Ce serait long de détailler minutieusement pour les décorations, l'argent, le bronze et les métaux de tous types.
À Saint-Ambroise (Ambrogio) se trouvent les corps de Saint Gervais (Gervasio) et de Saint Protais
(Protasio) et dans l'église du couvent des Pères
de Saint François se trouvent les corps de San Nabore et Felice. Celui de Saint Eustache se trouve dans l'église de
l'Ordre des (Frères)
Prêcheurs (ou dominicains ou jacobins) . Il mourut en l'an 1252.
Je laisserai de côté, pour abréger, de nombreux couvents et de superbes églises consacrées par tant de corps vénérables
et saintes reliques. On ne saurait trouver meilleurs reliquaires.
Le reste du temps nous le consacrâmes à localiser M. Antonio Lucino, déjà aux petits soins
avec nous au Collège des Nobles de Saint François-Xavier de Bologne. Il eut
l'élégance de nous faire visiter son Palais décoré de
bons tableaux divers des meilleurs peintres. Il nous traita avec plein de courtoisie et de bonheur. Il nous procura un carrosse avec son palefrenier
et majordome de sa Maison pour visiter toutes sortes de nobles choses de Milan. En premier, nous vîmes son beau et puissant château qui se trouve
à l'une des extrémités de cette grande ville. Et je dis grande parce
qu'en excluant Rome, c'est la plus grande et plus fortifiée ville d'Italie.
Elle est entourée de murs puissants, de bastions répartis régulièrement entre eux et d'un profond faussé rempli d'eau.

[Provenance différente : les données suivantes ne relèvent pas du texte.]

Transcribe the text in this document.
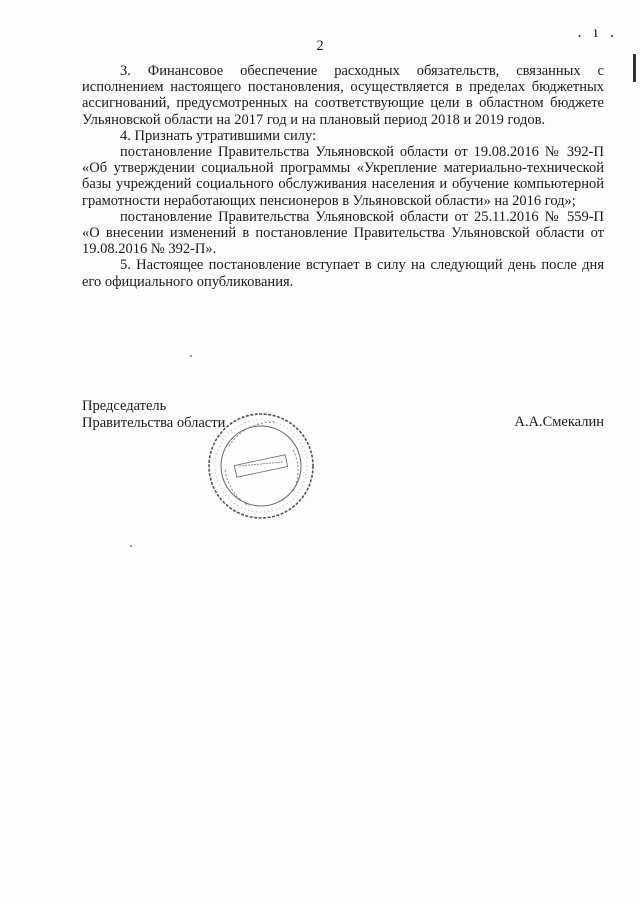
2
. ı .

3. Финансовое обеспечение расходных обязательств, связанных с исполнением настоящего постановления, осуществляется в пределах бюджетных ассигнований, предусмотренных на соответствующие цели в областном бюджете Ульяновской области на 2017 год и на плановый период 2018 и 2019 годов.

4. Признать утратившими силу:

постановление Правительства Ульяновской области от 19.08.2016 № 392-П «Об утверждении социальной программы «Укрепление материально-технической базы учреждений социального обслуживания населения и обучение компьютерной грамотности неработающих пенсионеров в Ульяновской области» на 2016 год»;

постановление Правительства Ульяновской области от 25.11.2016 № 559-П «О внесении изменений в постановление Правительства Ульяновской области от 19.08.2016 № 392-П».

5. Настоящее постановление вступает в силу на следующий день после дня его официального опубликования.

Председатель
Правительства области	А.А.Смекалин
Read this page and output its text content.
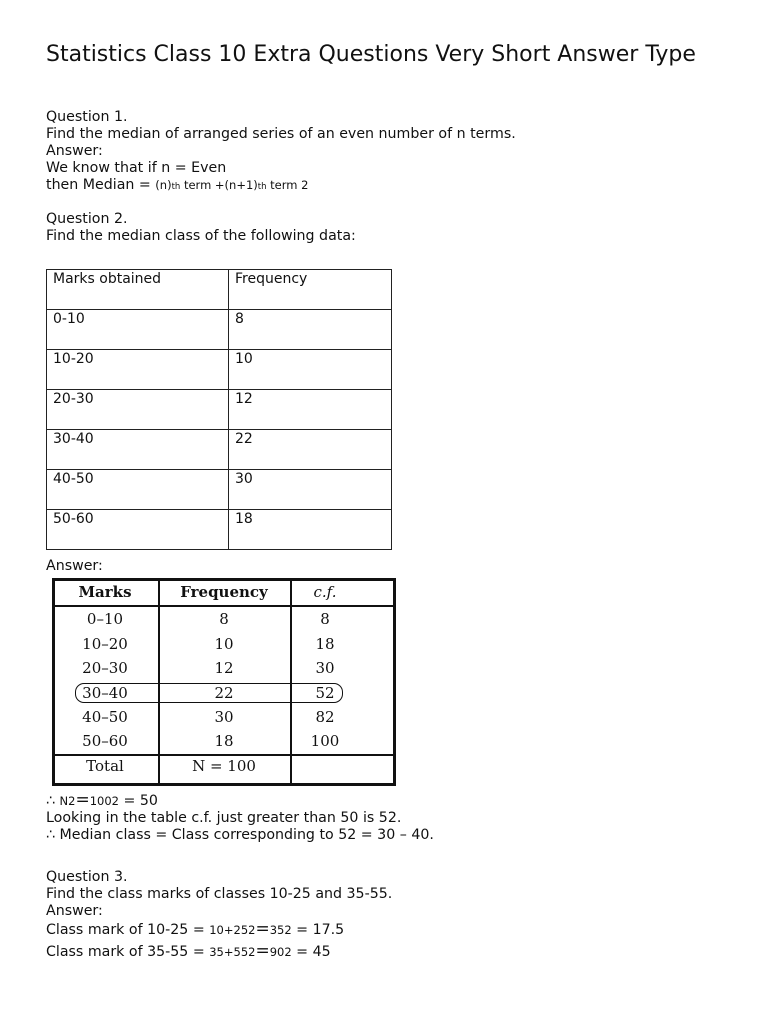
Statistics Class 10 Extra Questions Very Short Answer Type
Question 1.
Find the median of arranged series of an even number of n terms.
Answer:
We know that if n = Even
then Median = (n)th term +(n+1)th term 2
Question 2.
Find the median class of the following data:
Marks obtained	Frequency
0-10	8
10-20	10
20-30	12
30-40	22
40-50	30
50-60	18
Answer:
Marks	Frequency	c.f.
0–10	8	8
10–20	10	18
20–30	12	30
30–40	22	52
40–50	30	82
50–60	18	100
Total	N = 100
∴ N2=1002 = 50
Looking in the table c.f. just greater than 50 is 52.
∴ Median class = Class corresponding to 52 = 30 – 40.
Question 3.
Find the class marks of classes 10-25 and 35-55.
Answer:
Class mark of 10-25 = 10+252=352 = 17.5
Class mark of 35-55 = 35+552=902 = 45
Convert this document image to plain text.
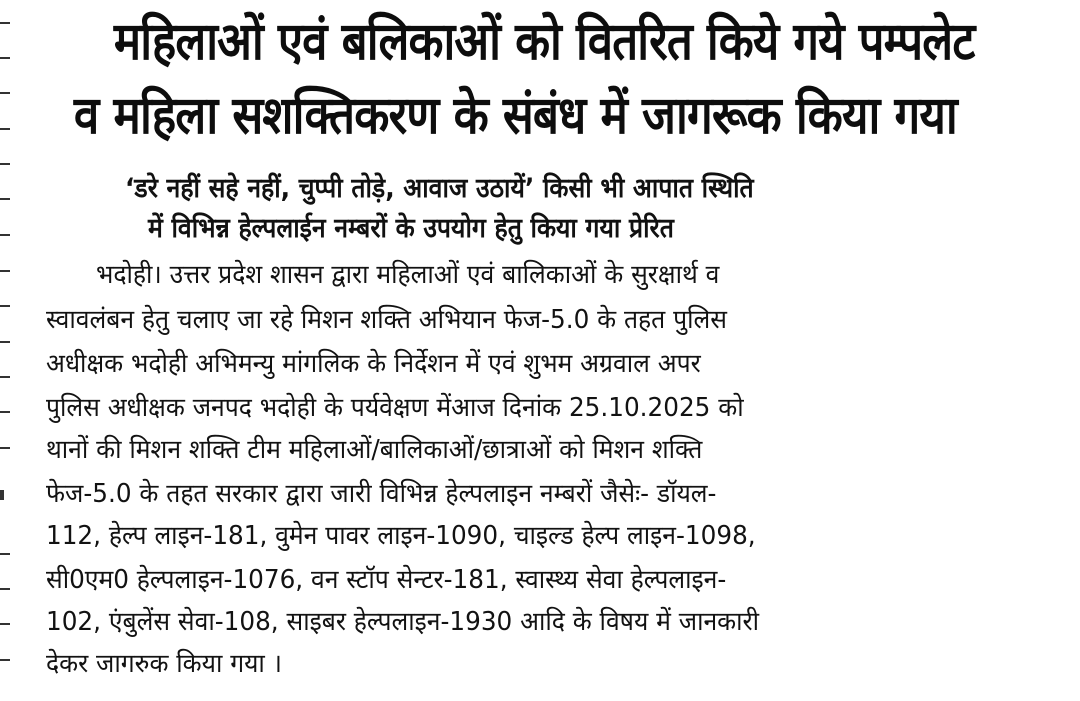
महिलाओं एवं बलिकाओं को वितरित किये गये पम्पलेट
व महिला सशक्तिकरण के संबंध में जागरूक किया गया
‘डरे नहीं सहे नहीं, चुप्पी तोड़े, आवाज उठायें’ किसी भी आपात स्थिति
में विभिन्न हेल्पलाईन नम्बरों के उपयोग हेतु किया गया प्रेरित

भदोही। उत्तर प्रदेश शासन द्वारा महिलाओं एवं बालिकाओं के सुरक्षार्थ व

स्वावलंबन हेतु चलाए जा रहे मिशन शक्ति अभियान फेज-5.0 के तहत पुलिस

अधीक्षक भदोही अभिमन्यु मांगलिक के निर्देशन में एवं शुभम अग्रवाल अपर

पुलिस अधीक्षक जनपद भदोही के पर्यवेक्षण मेंआज दिनांक 25.10.2025 को

थानों की मिशन शक्ति टीम महिलाओं/बालिकाओं/छात्राओं को मिशन शक्ति

फेज-5.0 के तहत सरकार द्वारा जारी विभिन्न हेल्पलाइन नम्बरों जैसेः- डॉयल-

112, हेल्प लाइन-181, वुमेन पावर लाइन-1090, चाइल्ड हेल्प लाइन-1098,

सी0एम0 हेल्पलाइन-1076, वन स्टॉप सेन्टर-181, स्वास्थ्य सेवा हेल्पलाइन-

102, एंबुलेंस सेवा-108, साइबर हेल्पलाइन-1930 आदि के विषय में जानकारी

देकर जागरुक किया गया ।
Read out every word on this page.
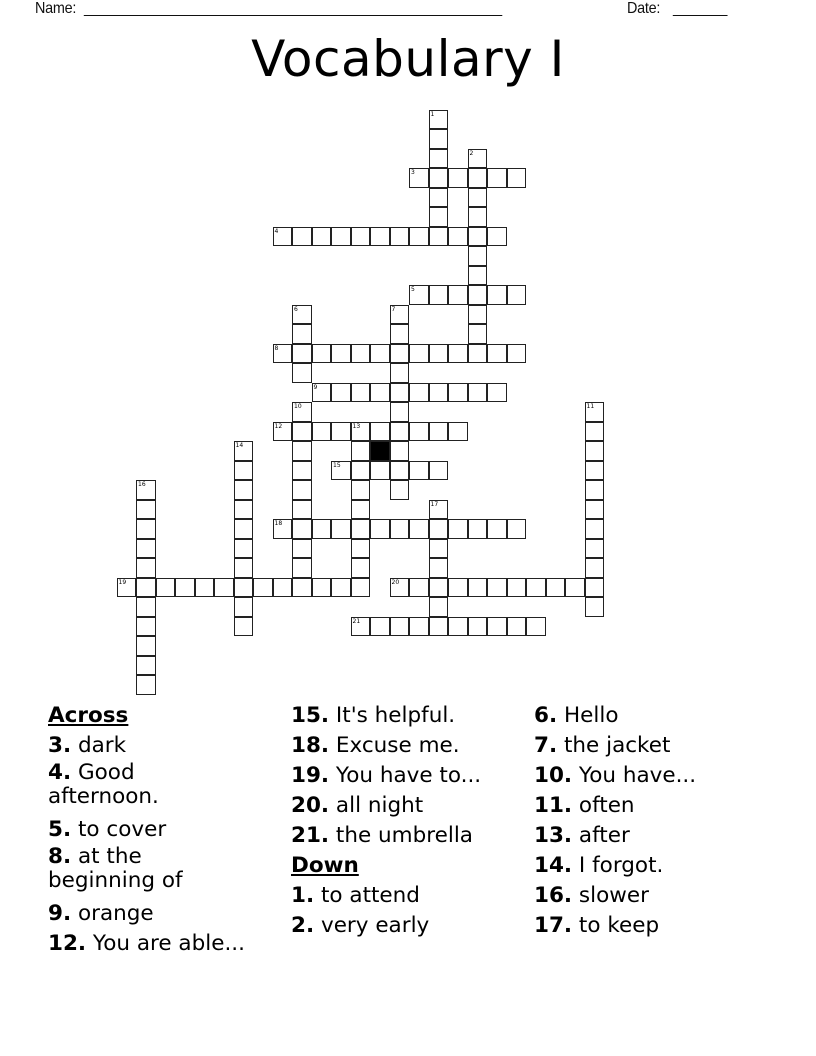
Name: ______________________________________________________	Date: _______
Vocabulary I
1
2
3
4
5
6	7
8
9
10	11
12	13
14
15
16
17
18
19	20
21
Across
3. dark
4. Good afternoon.
5. to cover
8. at the beginning of
9. orange
12. You are able...
15. It's helpful.
18. Excuse me.
19. You have to...
20. all night
21. the umbrella
Down
1. to attend
2. very early
6. Hello
7. the jacket
10. You have...
11. often
13. after
14. I forgot.
16. slower
17. to keep
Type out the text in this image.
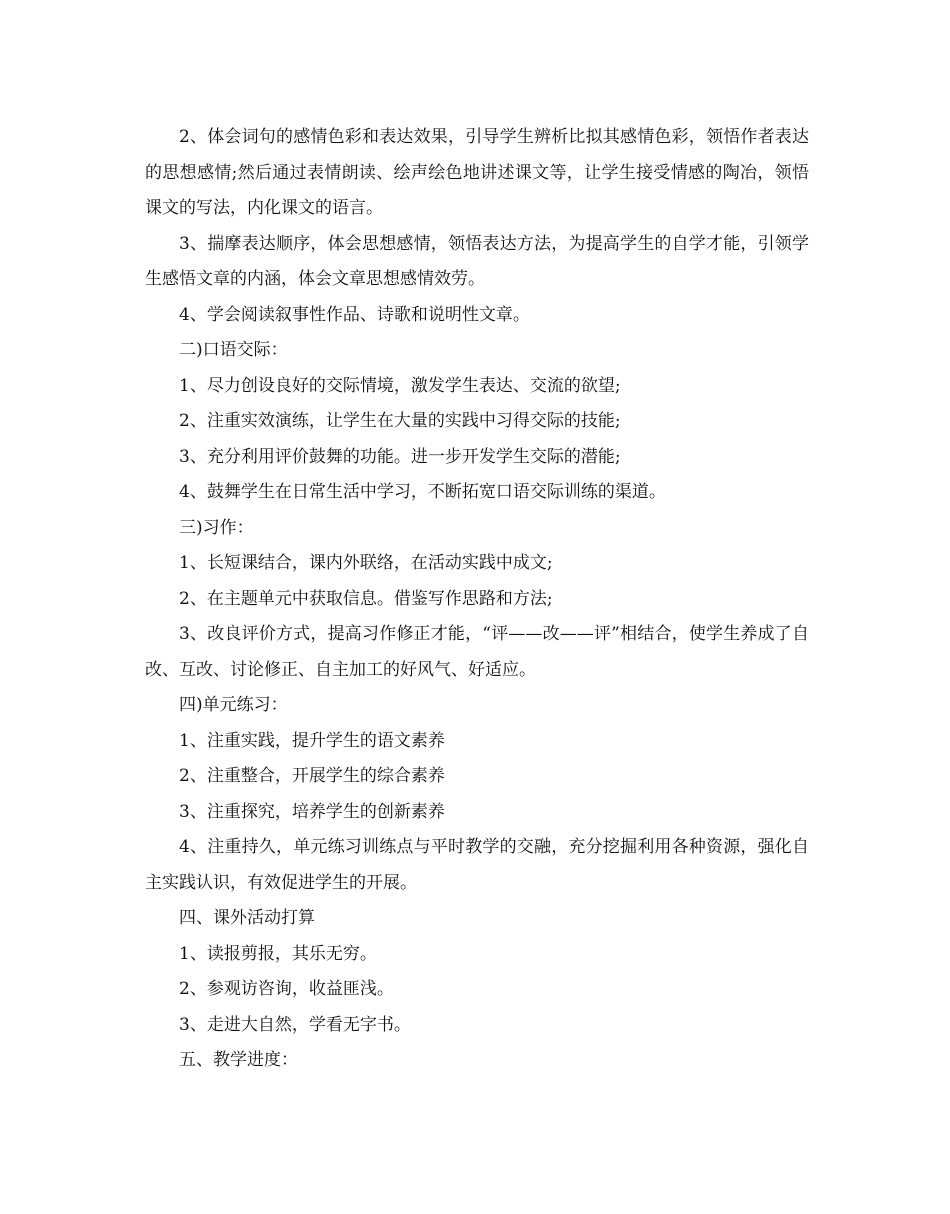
2、体会词句的感情色彩和表达效果，引导学生辨析比拟其感情色彩，领悟作者表达的思想感情;然后通过表情朗读、绘声绘色地讲述课文等，让学生接受情感的陶冶，领悟课文的写法，内化课文的语言。

3、揣摩表达顺序，体会思想感情，领悟表达方法，为提高学生的自学才能，引领学生感悟文章的内涵，体会文章思想感情效劳。

4、学会阅读叙事性作品、诗歌和说明性文章。

二)口语交际：

1、尽力创设良好的交际情境，激发学生表达、交流的欲望;

2、注重实效演练，让学生在大量的实践中习得交际的技能;

3、充分利用评价鼓舞的功能。进一步开发学生交际的潜能;

4、鼓舞学生在日常生活中学习，不断拓宽口语交际训练的渠道。

三)习作：

1、长短课结合，课内外联络，在活动实践中成文;

2、在主题单元中获取信息。借鉴写作思路和方法;

3、改良评价方式，提高习作修正才能，“评——改——评”相结合，使学生养成了自改、互改、讨论修正、自主加工的好风气、好适应。

四)单元练习：

1、注重实践，提升学生的语文素养

2、注重整合，开展学生的综合素养

3、注重探究，培养学生的创新素养

4、注重持久，单元练习训练点与平时教学的交融，充分挖掘利用各种资源，强化自主实践认识，有效促进学生的开展。

四、课外活动打算

1、读报剪报，其乐无穷。

2、参观访咨询，收益匪浅。

3、走进大自然，学看无字书。

五、教学进度：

En faisant le tour, on arrive au superbe château qui comme il a été construit en
respectant toutes les règles des fortifications semble
être imprenable. En y pénétrant nous croisâmes une multitude de gardes,
ici et là, placés au niveau du premier pont.
Il comporte de nombreuses herses, portails à chicanes et ponts-levis. Quand nous parvînmes à la première cours on nous assigna un
caporal accompagné d'un soldat doté d'une masse d'arme cloutée. Il nous fit faire le tour de
cet espace assez vaste car c'est la place d'arme où
sont répartis les cantonnements des soldats et leurs équipements. Ils disposent d'une
pièce d'artillerie lourde qui se charge avec
cent quatre-vingt dix livres de mitraille et la moitié de poudre. Nous pénétrâmes ensuite
sous un grand arc fermé par des portails
et herses qui donne sur la grand place du château. En face de cet arc, appelé porton , pointent deux couleuvrines
comme je n'en ai jamais vu et si on ne les voit on y croit pas. On les charge avec deux cent livres de mitraille. Elles mesurent sept
brasses (11m ?) et une largeur à la bouche d'une demi brasse (0,80m ?)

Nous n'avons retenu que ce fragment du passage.